On the other side of the Capitol, House Minority Leader Nancy Pelosi of California accused Republican leaders of seeking to hide its effects from the public by advancing it quickly.
She highlighted a letter from four Republican committee leaders, including Ryan, sent in June 2009 demanding that the CBO issue an analysis of the Affordable Care Act before their panels voted on the measure. Ryan said this week that it was acceptable and not unusual for two of the same committees to take up the Republican legislation without a CBO analysis.
“The facts are these: We had scores of hearings,” Pelosi said. “Hours of public markup, dozens of Republican amendments accepted.
“They don’t want the American people to see the facts,” she added. “They’re always afraid of the facts.”
House Republican leaders have given little indication that they will make anything but marginal changes to their plan, which would eliminate the requirements that all Americans obtain coverage or pay a tax penalty and that businesses with at least 50 employees provide insurance. The American Health Care Act would replace income-based subsidies with refundable tax credits based on age and income, impose a 30 percent surcharge if people buy a plan after allowing their coverage to lapse and phase out the law’s more generous Medicaid funding over time.
These changes have sparked criticism from powerful health-care stakeholders. The American Medical Association, the American Hospital Association and AARP are among the groups that have rejected the bill.

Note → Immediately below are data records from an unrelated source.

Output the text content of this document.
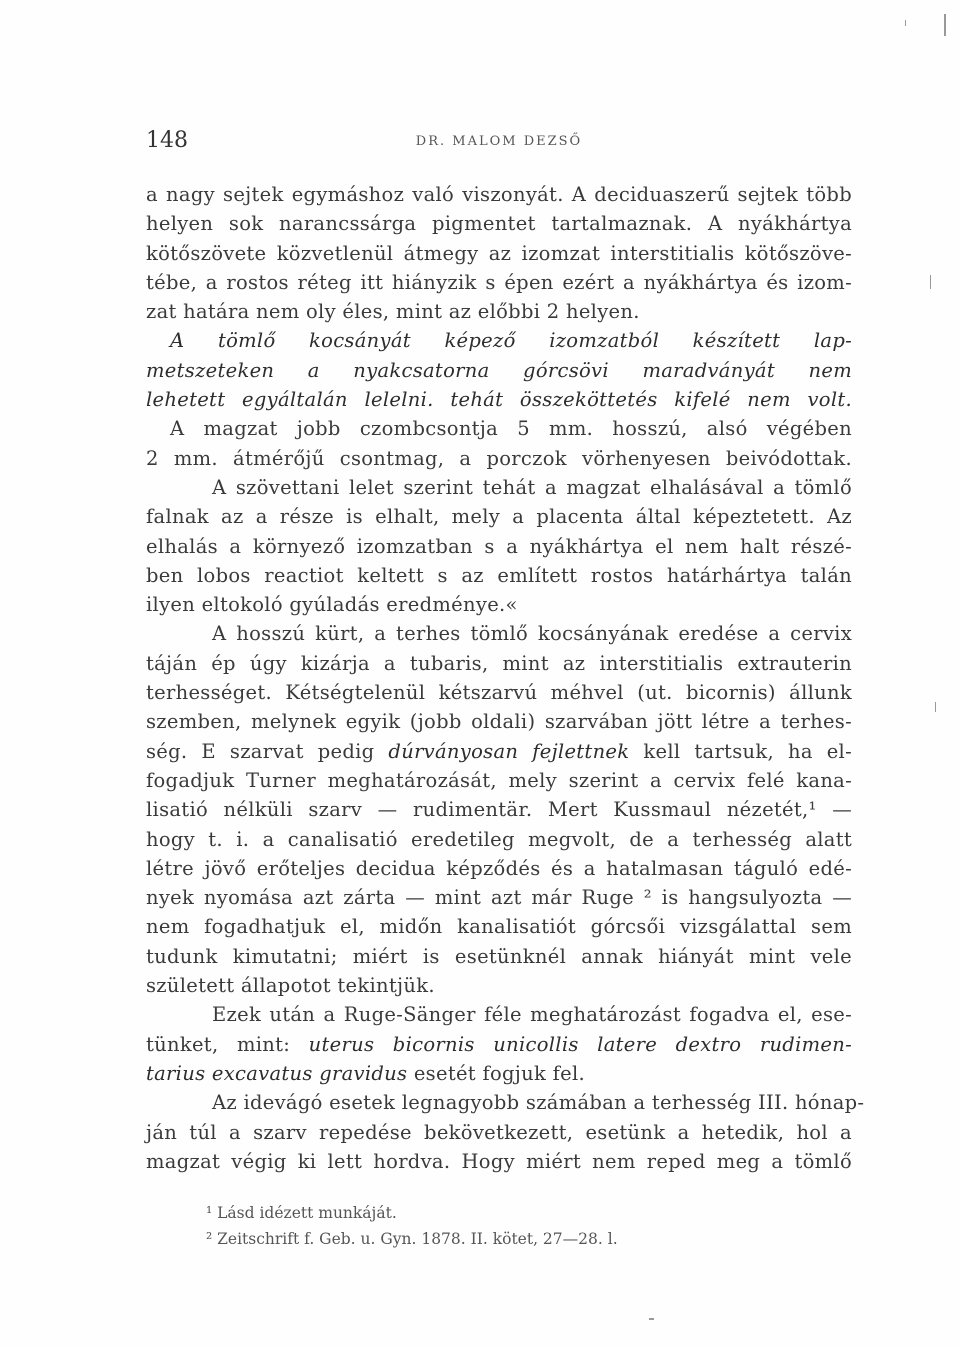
148	DR. MALOM DEZSŐ
a nagy sejtek egymáshoz való viszonyát. A deciduaszerű sejtek több
helyen sok narancssárga pigmentet tartalmaznak. A nyákhártya
kötőszövete közvetlenül átmegy az izomzat interstitialis kötőszöve-
tébe, a rostos réteg itt hiányzik s épen ezért a nyákhártya és izom-
zat határa nem oly éles, mint az előbbi 2 helyen.
A tömlő kocsányát képező izomzatból készített lap-
metszeteken a nyakcsatorna górcsövi maradványát nem
lehetett egyáltalán lelelni. tehát összeköttetés kifelé nem volt.
A magzat jobb czombcsontja 5 mm. hosszú, alsó végében
2 mm. átmérőjű csontmag, a porczok vörhenyesen beivódottak.
A szövettani lelet szerint tehát a magzat elhalásával a tömlő
falnak az a része is elhalt, mely a placenta által képeztetett. Az
elhalás a környező izomzatban s a nyákhártya el nem halt részé-
ben lobos reactiot keltett s az említett rostos határhártya talán
ilyen eltokoló gyúladás eredménye.«
A hosszú kürt, a terhes tömlő kocsányának eredése a cervix
táján ép úgy kizárja a tubaris, mint az interstitialis extrauterin
terhességet. Kétségtelenül kétszarvú méhvel (ut. bicornis) állunk
szemben, melynek egyik (jobb oldali) szarvában jött létre a terhes-
ség. E szarvat pedig dúrványosan fejlettnek kell tartsuk, ha el-
fogadjuk Turner meghatározását, mely szerint a cervix felé kana-
lisatió nélküli szarv — rudimentär. Mert Kussmaul nézetét,¹ —
hogy t. i. a canalisatió eredetileg megvolt, de a terhesség alatt
létre jövő erőteljes decidua képződés és a hatalmasan táguló edé-
nyek nyomása azt zárta — mint azt már Ruge ² is hangsulyozta —
nem fogadhatjuk el, midőn kanalisatiót górcsői vizsgálattal sem
tudunk kimutatni; miért is esetünknél annak hiányát mint vele
született állapotot tekintjük.
Ezek után a Ruge-Sänger féle meghatározást fogadva el, ese-
tünket, mint: uterus bicornis unicollis latere dextro rudimen-
tarius excavatus gravidus esetét fogjuk fel.
Az idevágó esetek legnagyobb számában a terhesség III. hónap-
ján túl a szarv repedése bekövetkezett, esetünk a hetedik, hol a
magzat végig ki lett hordva. Hogy miért nem reped meg a tömlő
¹ Lásd idézett munkáját.
² Zeitschrift f. Geb. u. Gyn. 1878. II. kötet, 27—28. l.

America’s Health Insurance Plans, the insurance industry’s largest trade association, sent a letter Wednesday saying that although it appreciated some elements of the plan, the proposed changes to Medicaid could produce “unnecessary disruptions in the coverage and care beneficiaries depend on.”
Andrey Ostrovsky, the chief medical officer for Medicaid, took the unusual step of expressing his opposition to the measure Wednesday night.
“Despite political messaging from others at [the Department of Health and Human Services], I align with the experts,” he wrote on Twitter, citing opposition to the bill from the AMA, the American Academy of Pediatrics and the American Academy of Family Physicians.
House Energy and Commerce Committee Chairman Greg Walden, R-Oregon, told reporters Wednesday that critics were exaggerating the proposal’s potential repercussions.
Walden also said it is “sort of shocking” that hospital groups strongly oppose the plan, because it would restore money that the ACA cut from “disproportionate share” payments to hospitals that serve large numbers of uninsured patients.
“There’s a pretty big medical-industrial complex in America,” he added. “And when you touch it, I’ve discovered, it touches back.”
Still, the most imminent threat Republican leaders must contend with comes from the far right. The speaker can lose only 21 Republican votes if the American Health Care Act is to pass, and opponents are promising to use that leverage to force changes to the bill.
Pence met with two Freedom Caucus leaders Tuesday, and that same day, White House Budget Director Mick Mulvaney – a former caucus member – spent more than an hour at a meeting of the group. Its members have been invited to visit the White House next Tuesday.
On Wednesday night, Trump met with leaders from Americans for Prosperity, the Club for Growth, FreedomWorks, the Heritage Foundation and its political arm, Heritage Action, and the Tea Party Patriots.
Amy Goldstein, Carolyn Y. Johnson, Sean Sullivan and David Weigel contributed to this report.